Python resolves the task for runs/get-output as tasks[-1] (latest attempt, to handle retries; jobs_api_client.py:68). Using Tasks[0] here links a retried run to its stale first attempt's MLflow output. Suggest run.Tasks[len(run.Tasks)-1].RunId.
The training-config block is command result data, but it was emitted via cmdio.LogString, which targets stderr. Write it to cmd.OutOrStdout() instead so it lands on stdout, matching the Python `air get`. Download/read failures stay on stderr as warnings. Co-authored-by: Isaac
`air get` derived Submitted and Duration from run-level start/end and truncated milliseconds to seconds. Port Python's _reported_attempt_timing so a retried run reports its latest attempt, and round to the nearest second to match Python's round(). Drops the run-level RunDuration shortcut, which diverged on retries. Co-authored-by: Isaac
mlflowURL resolved runs/get-output against Tasks[0], linking a retried run to its stale first attempt. Use the last task (latest attempt) to match Python (jobs_api_client.py:68). Co-authored-by: Isaac
…N with Python
In -o json mode, error paths now emit the structured error envelope
({v, ts, error:{code, kind, message, retryable}}) and exit non-zero, matching
the Python air CLI's print_json_error instead of letting the framework print a
bare "Error: ..." string. Covers invalid RUN_ID, run-not-found, backend
failures, and client/auth failures (wrapped PreRunE).
Also align the success envelope with the Python CLI:
- dashboard_url: construct {host}/jobs/runs/{id}?o={workspace_id} (via
CurrentWorkspaceID) instead of using the API's run_page_url
- started_at: datetime.isoformat() form ("+00:00" with microseconds), not
RFC3339 "Z"
- duration_seconds: rounded half-to-even to match Python's round()

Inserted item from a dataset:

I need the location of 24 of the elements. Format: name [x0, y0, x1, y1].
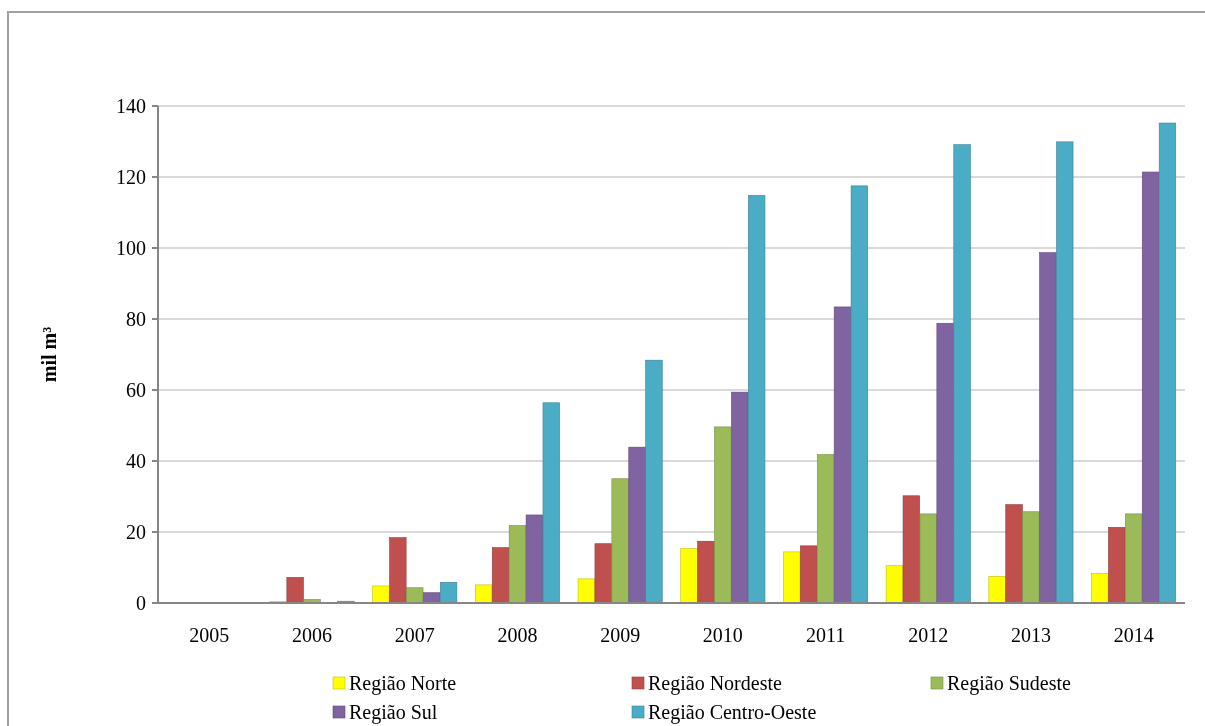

- use run-level start/end times for started_at and duration_seconds, dropping
the last-attempt preference, which had no Python equivalent
Co-authored-by: Isaac
adb8fb8 to
8e76b86
Compare
Changes
Implements
databricks experimental ai get RUN_ID, the Go port of the Pythonair getcommand. It fetches the run viaJobs.GetRunand renders:User), and the run's dashboard URL.jobs/runs/get-output(thegen_ai_compute_outputfield is not modeled by the typed SDK, so it's fetched via a direct REST call).Why
getis the first real command integrated from the air cli and it sets the conventions the rest of the CLI will follow. The{v, ts, data}envelope mirrors the Python CLI so existing machine consumers keep working. The implementation is a faithful port ofhandle_status+ thecli_displayhelpers, verified field-by-field against the Python source:_display_foreach_sweep_status) and the training-config panel (_fetch_and_display_yaml_config); JSON output omits both, exactly matchingair get <run> --json.gen_ai_compute_outputfield (direct REST call), and the MLflow link / YAML fetch are best-effort (logic matches python cli)Tests
buildGetData, and all template branches (single-run minimal/all-fields, sweep, sweep-with-no-tasks).unittest.mocksuite) coverbuildSweepInfo,printConfigYAML,mlflowURL(overhttptest, since it bypasses the typed SDK), and theRunEinvalid-id / not-found branches.acceptance/experimental/air/get) runs the command end-to-end against a stubbed Jobs API: text output,-o json, and an invalid run ID.